In the waning days of the 2016 campaign, Donald Trump adds absurd exaggeration to his nativist fearmongering

Published October 31, 2016 5:47PM (EDT)

 (AP)
(AP)

Speaking to supporters in Albuquerque, New Mexico, this past weekend, Donald Trump let fly an especially absurd allegation about Democratic presidential nominee Hillary Clinton and immigration policy.

“It would be much easier working for Obama or working for Crooked Hillary because frankly when you’re working for Hillary, she wants to let people just pour in,” the Republican presidential nominee said. “You could have 650 million people pour in and we do nothing about it. Think of it: That’s what could happen. You triple the size of our country in one week.”

So let’s state the obvious right at the outset. This is insane. I know we’re almost done with the election and we’re all so inured to Trump’s craziness at this point that it often doesn’t even break through the headlines. But a comment like that is so far outside the realm of rational policy discussion that you can’t help but marvel at the fact that anyone said it, let alone a major-party presidential nominee.

This 650 million business is so crazy that it’s difficult to know where to begin. I have absolutely no idea where Trump came up with 650 million, though, the likely explanation is that it was the first big number that popped into his head. No matter what context you put it in, 650 million is an absurdly large number of people. It’s more than the total population of the entire continent of South America. It’s roughly half the population of China, the world’s most populous country. Trump was casually talking about Hillary Clinton shepherding about 9 percent of the global population into the United States. That’s nuts.

As for the one-week time frame, that’s just a stupid flourish appended to an already outrageous statement. To get a sense of how stupid it is, consider this: According to historical data from the Department of Homeland Security, the United States granted lawful permanent residence to a total of 54,265,322 immigrants in the nearly two centuries between 1820 and 2014. Per Donald Trump, Hillary Clinton is somehow going to legalize 12 times that many immigrants in just seven days.

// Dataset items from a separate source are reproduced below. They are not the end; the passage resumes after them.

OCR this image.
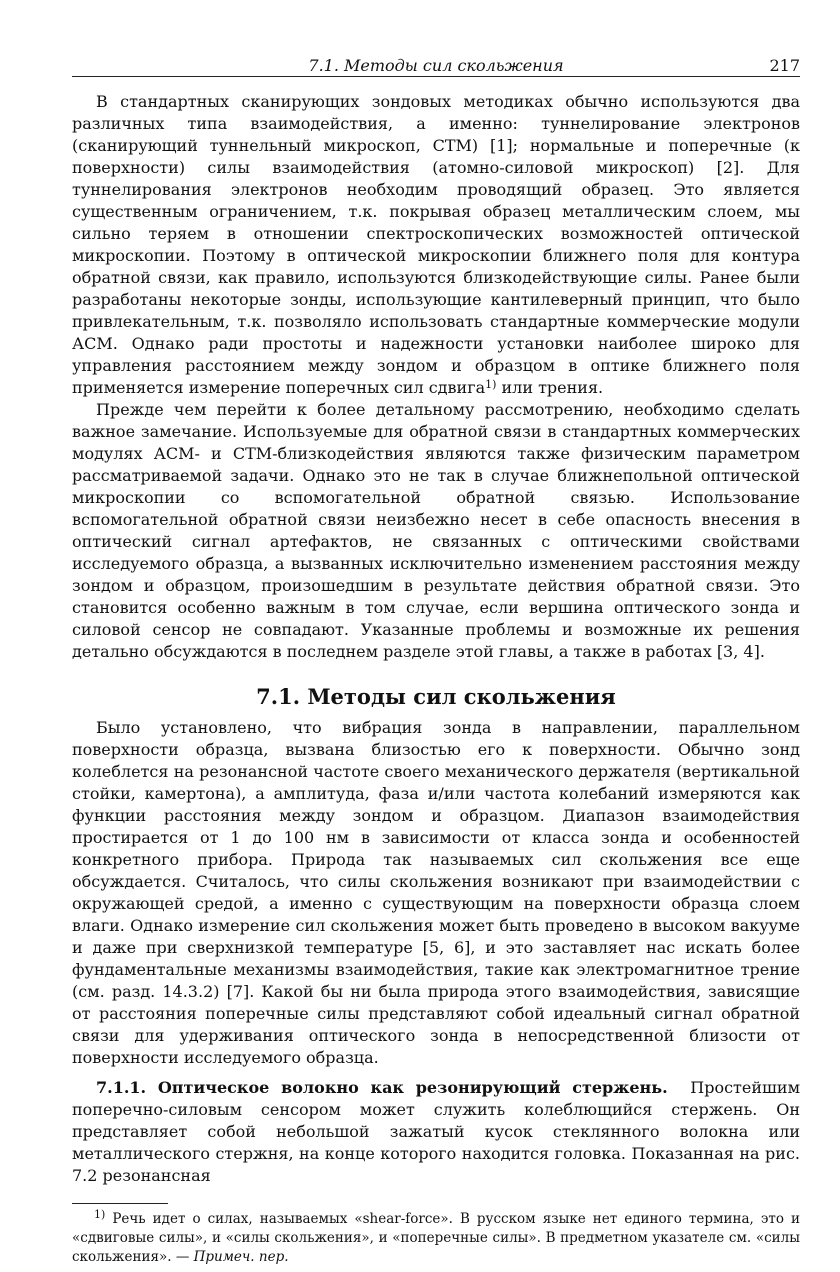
7.1. Методы сил скольжения	217

В стандартных сканирующих зондовых методиках обычно используются два различных типа взаимодействия, а именно: туннелирование электронов (сканирующий туннельный микроскоп, СТМ) [1]; нормальные и поперечные (к поверхности) силы взаимодействия (атомно-силовой микроскоп) [2]. Для туннелирования электронов необходим проводящий образец. Это является существенным ограничением, т.к. покрывая образец металлическим слоем, мы сильно теряем в отношении спектроскопических возможностей оптической микроскопии. Поэтому в оптической микроскопии ближнего поля для контура обратной связи, как правило, используются близкодействующие силы. Ранее были разработаны некоторые зонды, использующие кантилеверный принцип, что было привлекательным, т.к. позволяло использовать стандартные коммерческие модули АСМ. Однако ради простоты и надежности установки наиболее широко для управления расстоянием между зондом и образцом в оптике ближнего поля применяется измерение поперечных сил сдвига$^{1)}$ или трения.

Прежде чем перейти к более детальному рассмотрению, необходимо сделать важное замечание. Используемые для обратной связи в стандартных коммерческих модулях АСМ- и СТМ-близкодействия являются также физическим параметром рассматриваемой задачи. Однако это не так в случае ближнепольной оптической микроскопии со вспомогательной обратной связью. Использование вспомогательной обратной связи неизбежно несет в себе опасность внесения в оптический сигнал артефактов, не связанных с оптическими свойствами исследуемого образца, а вызванных исключительно изменением расстояния между зондом и образцом, произошедшим в результате действия обратной связи. Это становится особенно важным в том случае, если вершина оптического зонда и силовой сенсор не совпадают. Указанные проблемы и возможные их решения детально обсуждаются в последнем разделе этой главы, а также в работах [3, 4].

7.1. Методы сил скольжения

Было установлено, что вибрация зонда в направлении, параллельном поверхности образца, вызвана близостью его к поверхности. Обычно зонд колеблется на резонансной частоте своего механического держателя (вертикальной стойки, камертона), а амплитуда, фаза и/или частота колебаний измеряются как функции расстояния между зондом и образцом. Диапазон взаимодействия простирается от 1 до 100 нм в зависимости от класса зонда и особенностей конкретного прибора. Природа так называемых сил скольжения все еще обсуждается. Считалось, что силы скольжения возникают при взаимодействии с окружающей средой, а именно с существующим на поверхности образца слоем влаги. Однако измерение сил скольжения может быть проведено в высоком вакууме и даже при сверхнизкой температуре [5, 6], и это заставляет нас искать более фундаментальные механизмы взаимодействия, такие как электромагнитное трение (см. разд. 14.3.2) [7]. Какой бы ни была природа этого взаимодействия, зависящие от расстояния поперечные силы представляют собой идеальный сигнал обратной связи для удерживания оптического зонда в непосредственной близости от поверхности исследуемого образца.

7.1.1. Оптическое волокно как резонирующий стержень. Простейшим поперечно-силовым сенсором может служить колеблющийся стержень. Он представляет собой небольшой зажатый кусок стеклянного волокна или металлического стержня, на конце которого находится головка. Показанная на рис. 7.2 резонансная

$^{1)}$ Речь идет о силах, называемых «shear-force». В русском языке нет единого термина, это и «сдвиговые силы», и «силы скольжения», и «поперечные силы». В предметном указателе см. «силы скольжения». — Примеч. пер.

The point here is that Trump has absolutely no idea what he is talking about. That point is implied by the many Pinocchios and pairs of flaming pants that Trump has earned throughout this election cycle, but sometimes it has to be stated in plain English:  Trump is massively ignorant and he is one election away from occupying one of the most powerful elected offices on the planet.

What Trump is pretty good at, however, is scaring people. The crux of Trump’s campaign has always been nativism. He kicked off his 2016 candidacy with a warning that Mexico is sending rapists and drug dealers into the country. He vows to ban refugees and send them back to where they came from. He’s going to build a wall, he’s going to get all the jobs back from the countries that stole them, and he’s going to stop every potentially dangerous Muslim (which, by his own words, means all Muslims) from emigrating to the U.S.

Interspersed through all this fearmongering have been blithe assurances from Trump that he’s not against immigration per se but rather that he just wants the good immigrants and not the bad ones. What he said in Albuquerque, however, was meant to prey on fears that any and all immigration can change America only for the worse. He’s speaking to the not insignificant segment of the electorate that is people who believe that immigration ultimately hurts American society.

Raising the specter of hundreds of millions of immigrants literally flooding into the country is an especially guileless way of saying that the United States will be stolen from white people. That’s been the nut of the Trump message since Day One, and with the campaign trudging through its final days, he’s using some insane hyperbole to make that message even more explicit.